Mario Pastuszak, a 24‑year‑old electrician, recognizes how broad his profession can be and how crucial accumulated experience is. “If we have a complex project, we follow the official regulations and experience; ChatGPT doesn’t have much say here because what counts is skill.”
The Spanish Ministry of Education also notes the increasing number of students choosing to train in these fields. Enrollment in vocational training programs (intermediate and advanced level) has risen by 32.6% in the last five years, according to the ministry. High employment rates and competitive salaries are driving a new generation to rediscover their lost interest in traditional trades. Furthermore, authorities such as José Miguel Guerrero, president of the Confemetal training center, point out that these fields are also integrating AI into their daily operations, “which will open up new professional opportunities for many traditional trades.”
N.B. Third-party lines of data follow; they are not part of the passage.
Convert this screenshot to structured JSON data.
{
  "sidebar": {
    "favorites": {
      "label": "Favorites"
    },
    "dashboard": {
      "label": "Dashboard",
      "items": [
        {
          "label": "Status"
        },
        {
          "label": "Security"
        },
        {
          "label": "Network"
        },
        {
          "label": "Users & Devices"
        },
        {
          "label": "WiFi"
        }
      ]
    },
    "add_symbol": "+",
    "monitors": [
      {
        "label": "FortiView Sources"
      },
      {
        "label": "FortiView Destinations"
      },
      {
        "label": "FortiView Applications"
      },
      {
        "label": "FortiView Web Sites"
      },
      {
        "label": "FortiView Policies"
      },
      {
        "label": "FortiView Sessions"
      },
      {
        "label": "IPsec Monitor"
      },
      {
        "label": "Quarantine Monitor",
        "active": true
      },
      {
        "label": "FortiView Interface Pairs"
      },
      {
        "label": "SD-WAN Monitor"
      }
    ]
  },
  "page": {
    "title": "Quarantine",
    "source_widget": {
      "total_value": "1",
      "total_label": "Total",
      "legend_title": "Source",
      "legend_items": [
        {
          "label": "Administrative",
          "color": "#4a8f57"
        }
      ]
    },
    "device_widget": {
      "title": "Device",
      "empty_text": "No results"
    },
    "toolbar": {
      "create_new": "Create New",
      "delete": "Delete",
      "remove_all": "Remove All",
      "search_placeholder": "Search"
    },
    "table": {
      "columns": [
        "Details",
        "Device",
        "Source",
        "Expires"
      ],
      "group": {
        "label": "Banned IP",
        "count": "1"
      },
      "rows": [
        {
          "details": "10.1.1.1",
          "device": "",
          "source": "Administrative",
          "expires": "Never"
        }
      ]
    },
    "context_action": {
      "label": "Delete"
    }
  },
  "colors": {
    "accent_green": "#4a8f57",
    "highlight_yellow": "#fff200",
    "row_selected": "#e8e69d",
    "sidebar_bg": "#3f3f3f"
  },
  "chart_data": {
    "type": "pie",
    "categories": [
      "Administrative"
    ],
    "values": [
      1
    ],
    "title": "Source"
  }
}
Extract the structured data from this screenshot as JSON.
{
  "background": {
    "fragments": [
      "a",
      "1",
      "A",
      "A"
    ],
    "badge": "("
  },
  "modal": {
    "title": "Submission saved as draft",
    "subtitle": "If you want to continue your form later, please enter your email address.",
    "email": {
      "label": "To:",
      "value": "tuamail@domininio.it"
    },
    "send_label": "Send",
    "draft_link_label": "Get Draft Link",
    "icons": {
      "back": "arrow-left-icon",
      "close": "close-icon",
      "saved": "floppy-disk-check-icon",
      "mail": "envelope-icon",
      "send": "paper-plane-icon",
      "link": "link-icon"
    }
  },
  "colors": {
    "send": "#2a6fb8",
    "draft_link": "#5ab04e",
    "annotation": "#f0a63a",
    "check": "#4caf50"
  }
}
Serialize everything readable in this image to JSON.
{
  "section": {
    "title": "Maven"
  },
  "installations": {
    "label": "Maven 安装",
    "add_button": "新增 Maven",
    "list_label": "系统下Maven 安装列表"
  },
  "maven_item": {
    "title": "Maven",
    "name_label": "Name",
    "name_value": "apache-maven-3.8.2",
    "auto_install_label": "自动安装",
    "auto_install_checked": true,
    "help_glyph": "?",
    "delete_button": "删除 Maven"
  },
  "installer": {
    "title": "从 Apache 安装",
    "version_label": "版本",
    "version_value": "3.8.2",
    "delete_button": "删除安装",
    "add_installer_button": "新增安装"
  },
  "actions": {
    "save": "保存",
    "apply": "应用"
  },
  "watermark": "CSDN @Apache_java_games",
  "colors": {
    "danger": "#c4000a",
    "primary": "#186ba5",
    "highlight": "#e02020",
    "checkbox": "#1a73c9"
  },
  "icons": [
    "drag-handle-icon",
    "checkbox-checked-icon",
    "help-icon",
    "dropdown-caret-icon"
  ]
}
María Amparo Martínez understands what it means to integrate AI into her profession — and she’s excited about it. She has been a farmer for four years and knows how urgently the primary sector needs to attract talent. She believes younger generations must lean on technology to modernize one of the oldest trades in history. In her daily routine, she walks through her orange groves with Claude — Anthropic’s AI — asking it for constant technical assistance. According to the WEF, farmers top the global list of job creation in absolute terms, with a projected increase of 35 million jobs by 2030.
Valera, the mechanic, recalls his mother’s negative reaction when he told her he wanted to spend his life repairing vehicles. “She pictured a job where you spend the day with dirty hands and looking disheveled.” And although that image isn’t far from reality, it was precisely those technical skills that allowed Valera to come to Spain and find work immediately. “As long as intelligent robots don’t exist, someone will need to crouch down and check what’s going on inside a car.”
A major barrier
This disruption still seems distant. The WEF notes that although robots and autonomous systems have been growing steadily (between 5% and 7% annually since 2020), their physical installation requires massive capital investment and is heavily concentrated in just five industrialized countries. According to the report, 80% of installations are in China, Japan, the U.S., South Korea, and Germany.
Ernesto Grimaldo, 50, who has half a lifetime of experience in industrial maintenance, shares the same optimistic outlook. “Now that my children are starting secondary school, I tell them to consider training as renewable‑energy technicians, a field with excellent opportunities.”
Grimaldo is also not worried about his future. He recalls how digitalization already modernized his sector through GPS systems and automated time‑tracking. But he acknowledges that in his field, AI has run up against a barrier it will struggle to overcome: the human factor. For now, he’s confident he has a stable path ahead.